Hairston has built a culture around handwritten thank-you notes, which he writes regularly. Each of Kuiu's 11 customer service representatives and its showroom manager are required to write at least five thank-yous per day, but they often write more. Hairston estimates that the company will send between 40,000 and 50,000 paper thank-yous this year alone.

"Businesses, in the past, used to do that," says McCade Hunt, a senior customer service representative at Kuiu. "Now it's a quick email, now it's a quick text or a phone call. So I think now, when you see a card come through from the representative who you spoke to, it really solidifies the entire experience as a whole."

Hunt says that he has developed relationships with some of Kuiu's regulars. He adds that some of his colleagues have gone on hunting trips with customers they've gotten to know, and that he has tentative plans to go to Idaho with some of his customers-turned-friends next year.

Kuiu's niche gear has even attracted some celebrities, from Kid Rock to retired MLB pitcher Jeremy Affeldt. When his customer service team got a call from Donald Trump, Jr., for advice on what to bring on a Yukon sheep hunt, they let Hairston know right away.
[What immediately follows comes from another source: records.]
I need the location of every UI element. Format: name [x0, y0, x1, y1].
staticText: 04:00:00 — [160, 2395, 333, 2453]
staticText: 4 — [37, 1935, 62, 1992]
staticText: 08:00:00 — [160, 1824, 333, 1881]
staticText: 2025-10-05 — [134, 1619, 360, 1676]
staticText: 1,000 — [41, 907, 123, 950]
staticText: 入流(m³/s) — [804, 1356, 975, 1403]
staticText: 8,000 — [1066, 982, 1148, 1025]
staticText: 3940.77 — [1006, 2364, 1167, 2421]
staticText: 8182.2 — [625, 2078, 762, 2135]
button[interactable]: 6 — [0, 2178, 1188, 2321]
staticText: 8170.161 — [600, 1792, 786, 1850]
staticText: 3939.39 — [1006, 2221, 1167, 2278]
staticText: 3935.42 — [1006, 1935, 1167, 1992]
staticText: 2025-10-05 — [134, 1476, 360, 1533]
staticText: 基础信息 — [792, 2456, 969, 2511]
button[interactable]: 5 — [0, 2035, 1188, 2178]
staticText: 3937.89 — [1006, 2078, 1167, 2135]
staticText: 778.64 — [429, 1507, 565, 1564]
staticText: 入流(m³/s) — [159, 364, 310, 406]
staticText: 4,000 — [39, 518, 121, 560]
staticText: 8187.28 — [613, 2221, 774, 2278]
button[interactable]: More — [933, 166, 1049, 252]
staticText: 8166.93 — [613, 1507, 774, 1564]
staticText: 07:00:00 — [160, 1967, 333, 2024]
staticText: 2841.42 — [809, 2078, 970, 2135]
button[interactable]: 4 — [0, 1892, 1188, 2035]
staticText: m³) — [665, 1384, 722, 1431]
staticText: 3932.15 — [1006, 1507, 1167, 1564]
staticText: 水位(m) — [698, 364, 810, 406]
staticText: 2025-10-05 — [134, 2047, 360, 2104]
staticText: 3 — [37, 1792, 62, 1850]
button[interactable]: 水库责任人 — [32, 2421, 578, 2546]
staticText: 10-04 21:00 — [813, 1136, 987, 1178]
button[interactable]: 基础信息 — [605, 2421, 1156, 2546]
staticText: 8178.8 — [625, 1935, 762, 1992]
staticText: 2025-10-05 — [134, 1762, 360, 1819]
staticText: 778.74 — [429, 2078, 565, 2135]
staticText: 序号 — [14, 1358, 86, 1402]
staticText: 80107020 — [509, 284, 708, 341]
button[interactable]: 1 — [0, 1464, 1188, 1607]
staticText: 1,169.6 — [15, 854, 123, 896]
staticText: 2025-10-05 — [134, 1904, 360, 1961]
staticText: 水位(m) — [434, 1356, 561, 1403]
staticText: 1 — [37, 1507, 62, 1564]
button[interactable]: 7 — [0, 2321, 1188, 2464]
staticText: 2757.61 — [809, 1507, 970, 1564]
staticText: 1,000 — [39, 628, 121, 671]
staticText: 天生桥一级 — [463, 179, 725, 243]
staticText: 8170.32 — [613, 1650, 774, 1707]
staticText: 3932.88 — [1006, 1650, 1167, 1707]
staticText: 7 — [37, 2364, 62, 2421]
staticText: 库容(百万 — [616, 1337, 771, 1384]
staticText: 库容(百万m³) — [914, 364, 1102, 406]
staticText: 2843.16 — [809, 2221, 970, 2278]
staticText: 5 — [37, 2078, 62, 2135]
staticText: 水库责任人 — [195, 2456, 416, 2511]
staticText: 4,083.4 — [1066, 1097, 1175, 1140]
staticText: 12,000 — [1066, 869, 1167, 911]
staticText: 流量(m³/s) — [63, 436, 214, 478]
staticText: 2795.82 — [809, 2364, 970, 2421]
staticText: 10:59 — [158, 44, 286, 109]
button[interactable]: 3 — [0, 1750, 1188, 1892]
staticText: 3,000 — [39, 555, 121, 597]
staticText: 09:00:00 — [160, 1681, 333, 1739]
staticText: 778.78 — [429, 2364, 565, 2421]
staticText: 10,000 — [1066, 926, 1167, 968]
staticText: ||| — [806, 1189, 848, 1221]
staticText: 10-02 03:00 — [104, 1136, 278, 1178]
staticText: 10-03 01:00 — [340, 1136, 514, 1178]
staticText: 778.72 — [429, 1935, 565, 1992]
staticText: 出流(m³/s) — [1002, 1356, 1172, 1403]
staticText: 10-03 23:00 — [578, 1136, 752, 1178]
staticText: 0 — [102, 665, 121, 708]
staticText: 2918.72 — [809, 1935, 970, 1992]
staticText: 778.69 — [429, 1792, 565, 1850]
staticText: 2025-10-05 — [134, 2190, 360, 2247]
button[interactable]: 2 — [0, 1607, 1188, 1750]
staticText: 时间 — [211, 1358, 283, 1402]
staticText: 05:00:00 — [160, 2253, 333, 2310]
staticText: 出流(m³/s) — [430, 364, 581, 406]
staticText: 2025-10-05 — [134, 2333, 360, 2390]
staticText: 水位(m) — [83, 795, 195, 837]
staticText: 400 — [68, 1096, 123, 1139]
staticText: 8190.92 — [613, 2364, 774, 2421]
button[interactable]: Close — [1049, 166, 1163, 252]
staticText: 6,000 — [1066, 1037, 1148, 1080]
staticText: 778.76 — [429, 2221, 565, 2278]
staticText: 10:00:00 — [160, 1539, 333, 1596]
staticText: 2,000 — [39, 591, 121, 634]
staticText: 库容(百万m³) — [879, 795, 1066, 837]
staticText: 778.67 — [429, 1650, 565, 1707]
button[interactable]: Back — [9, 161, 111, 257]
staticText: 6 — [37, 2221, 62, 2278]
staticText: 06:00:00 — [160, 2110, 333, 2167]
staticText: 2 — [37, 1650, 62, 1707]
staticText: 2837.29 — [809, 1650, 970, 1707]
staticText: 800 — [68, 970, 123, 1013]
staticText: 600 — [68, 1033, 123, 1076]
Hairston was sure to handwrite him a thank-you note and ultimately become friends with him and his brother, Eric. He later met presidential candidate Donald Trump at an industry conference.

"It's cult branding, you can't get it at retail, it's kind of hard to say the name," Hairston says. But Hairston emphasizes that he doesn't pay anyone to sport Kuiu. "We don't outsource our credibility," he says.

Outside of hunting, Kuiu's equipment has found several applications. The company has partnered with the Navy SEALS on a line of gear, and once Disney discovered Kuiu's patented lightweight carbon fiber, the company called Kuiu to inquire about using the frames in its character costumes to alleviate head and neck pain for wearers.

To this day, Hairston is involved with every aspect of Kuiu. In line with his independent style, he has not pursued venture funding or private equity, instead accepting a personal loan from a family friend to get Kuiu off the ground. He later met with more than a dozen banks, all of whom denied him because of, as Hairston puts it, Kuiu's lack of an accounts receivable division. Eventually, a bank owner with whom he had a family relationship finally gave him the green light for an SBA loan last year. As a result, Kuiu doesn't have a board of directors or advisors. Hairston says he still owns 70 percent of the company's equity.

"It's all those little things that we do that has built this company into something special without a lot of money," Hairston says. "It's powerful. It's cheap. But it's a lot of work."